Food for the Poor gives students real look into poverty

Students at Saint Andrew's School in Boca Raton got a glimpse Friday into the reality of poverty: not everyone wakes up in a bed with a roof over their head.

"It makes me feel really lucky," said Talia Shusterman, 11. "We have a lot of stuff that everyone else doesn't."

Food for the Poor, an international relief organization based in Coconut Creek, partnered with volunteers at General Motors to erect at the school a model wooden house — usually built for poor families in Jamaica.

Officials with the nonprofit say such events help keep the spotlight on the poor in nearby nations who suffer every day, not just when disaster strikes.

"Part of our work is to constantly remind people that beyond disasters, poverty is an everyday reality," said Paul Kane, 47, a manager at Food for the Poor.

The organization worked heavily in Haiti following the devastating earthquake there. Kane said although that was more than two years ago, support for the organization has remained steady.

"The economic downturn has had a challenging impact, but people are still aware there are those that have even less," he said.

"We do have a tendency to forget," said GM volunteer Joyclyn Waters of West Palm Beach. "It's a great opportunity to shock us back into reality. There's a lot of work to be done. We just have it so well."
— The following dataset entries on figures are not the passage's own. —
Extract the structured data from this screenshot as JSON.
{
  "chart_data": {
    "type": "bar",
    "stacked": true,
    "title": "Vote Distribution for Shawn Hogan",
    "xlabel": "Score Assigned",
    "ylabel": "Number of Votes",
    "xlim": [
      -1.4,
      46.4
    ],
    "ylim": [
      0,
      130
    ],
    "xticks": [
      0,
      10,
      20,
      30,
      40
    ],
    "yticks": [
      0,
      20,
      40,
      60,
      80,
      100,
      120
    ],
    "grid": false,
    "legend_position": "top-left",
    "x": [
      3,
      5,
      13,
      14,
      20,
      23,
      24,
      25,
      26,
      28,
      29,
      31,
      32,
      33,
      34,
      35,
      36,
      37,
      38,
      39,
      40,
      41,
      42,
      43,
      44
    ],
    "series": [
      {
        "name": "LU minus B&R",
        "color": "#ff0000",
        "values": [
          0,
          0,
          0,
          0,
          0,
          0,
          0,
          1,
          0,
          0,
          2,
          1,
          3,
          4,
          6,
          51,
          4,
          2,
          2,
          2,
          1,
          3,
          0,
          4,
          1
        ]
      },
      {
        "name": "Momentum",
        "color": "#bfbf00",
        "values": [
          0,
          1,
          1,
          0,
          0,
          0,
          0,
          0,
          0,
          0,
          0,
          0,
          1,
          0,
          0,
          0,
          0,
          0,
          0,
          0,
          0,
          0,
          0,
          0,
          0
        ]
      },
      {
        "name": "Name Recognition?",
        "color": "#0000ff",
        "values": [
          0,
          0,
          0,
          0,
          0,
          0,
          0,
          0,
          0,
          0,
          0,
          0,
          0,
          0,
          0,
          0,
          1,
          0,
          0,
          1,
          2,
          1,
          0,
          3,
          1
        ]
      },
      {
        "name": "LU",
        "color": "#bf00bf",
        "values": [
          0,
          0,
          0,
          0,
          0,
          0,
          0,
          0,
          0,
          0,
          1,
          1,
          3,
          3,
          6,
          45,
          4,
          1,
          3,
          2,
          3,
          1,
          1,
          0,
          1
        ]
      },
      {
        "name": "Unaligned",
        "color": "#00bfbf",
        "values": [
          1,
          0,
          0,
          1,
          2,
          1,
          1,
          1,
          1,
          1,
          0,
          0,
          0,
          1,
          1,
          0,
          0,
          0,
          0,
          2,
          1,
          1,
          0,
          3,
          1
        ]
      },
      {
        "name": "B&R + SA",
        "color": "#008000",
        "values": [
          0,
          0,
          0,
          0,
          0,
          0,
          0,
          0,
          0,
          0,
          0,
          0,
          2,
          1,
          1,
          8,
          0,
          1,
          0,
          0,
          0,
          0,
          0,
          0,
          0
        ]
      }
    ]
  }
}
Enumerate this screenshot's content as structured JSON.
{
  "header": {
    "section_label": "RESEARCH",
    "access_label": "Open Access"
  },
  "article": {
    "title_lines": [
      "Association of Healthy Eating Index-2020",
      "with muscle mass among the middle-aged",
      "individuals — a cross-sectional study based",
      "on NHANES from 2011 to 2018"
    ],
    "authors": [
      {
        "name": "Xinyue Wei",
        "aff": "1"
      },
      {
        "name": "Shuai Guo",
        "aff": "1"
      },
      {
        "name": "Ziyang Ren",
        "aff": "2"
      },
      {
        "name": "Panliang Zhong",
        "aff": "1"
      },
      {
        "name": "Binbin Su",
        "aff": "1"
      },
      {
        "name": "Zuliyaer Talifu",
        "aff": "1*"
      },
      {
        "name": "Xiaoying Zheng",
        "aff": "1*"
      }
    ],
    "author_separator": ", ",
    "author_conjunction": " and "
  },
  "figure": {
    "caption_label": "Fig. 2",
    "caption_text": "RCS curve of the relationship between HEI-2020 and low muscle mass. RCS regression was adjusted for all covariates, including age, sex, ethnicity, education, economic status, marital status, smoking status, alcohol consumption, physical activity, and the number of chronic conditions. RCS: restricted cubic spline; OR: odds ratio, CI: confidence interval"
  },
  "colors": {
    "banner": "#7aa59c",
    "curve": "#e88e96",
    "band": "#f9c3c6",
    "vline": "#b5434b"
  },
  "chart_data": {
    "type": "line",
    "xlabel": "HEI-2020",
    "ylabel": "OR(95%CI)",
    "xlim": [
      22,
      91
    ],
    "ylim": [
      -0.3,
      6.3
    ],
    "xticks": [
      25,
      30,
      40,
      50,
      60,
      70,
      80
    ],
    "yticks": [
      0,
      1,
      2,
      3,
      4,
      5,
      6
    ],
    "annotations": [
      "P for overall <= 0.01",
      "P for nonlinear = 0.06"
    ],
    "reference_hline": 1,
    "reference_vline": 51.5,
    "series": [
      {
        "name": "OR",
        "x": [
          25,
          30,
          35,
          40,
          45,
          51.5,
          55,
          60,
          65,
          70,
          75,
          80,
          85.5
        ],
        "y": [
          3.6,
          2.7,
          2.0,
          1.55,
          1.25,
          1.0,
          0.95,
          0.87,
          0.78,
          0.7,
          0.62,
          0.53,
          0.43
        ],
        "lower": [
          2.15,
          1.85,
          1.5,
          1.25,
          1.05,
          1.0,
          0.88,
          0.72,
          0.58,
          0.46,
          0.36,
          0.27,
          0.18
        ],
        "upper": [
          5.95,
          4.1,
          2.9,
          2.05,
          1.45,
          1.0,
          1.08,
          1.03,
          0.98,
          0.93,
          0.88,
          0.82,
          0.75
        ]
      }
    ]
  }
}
And this realization surpised the students at Saint Andrew's.

"Several people have to live in this house," said Shusterman. "The houses that they make are really small … I didn't know it was this bad."

The houses are usually inhabited by six to eight family members.

"This house they're building is smaller than our classroom, let alone to compare it to their own home," said Jason Glick 30, a fifth-grade teacher at the school. "It's a stark wake-up call to see that there are people in the world, not too far from our home here, that are struggling every day."

The replica home will remain on campus for a week.

Kane asked the students a series of questions to help them realize the things they take for granted.

When he asked the fifth graders if they had woken up in a room with air conditioning and clean running water, every student raised their hands.

"It's our hope that at a young age they can understand that sometimes people are born into circumstances way beyond their control," Kane said.

The organization works in 17 countries in the Caribbean and Latin America, assisting the needy not just through housing, but through feeding programs, school supplies, orphanages and clean water projects.

In 2011, Food for the Poor built 6,200 homes and to date has provided more than 75,000 housing units.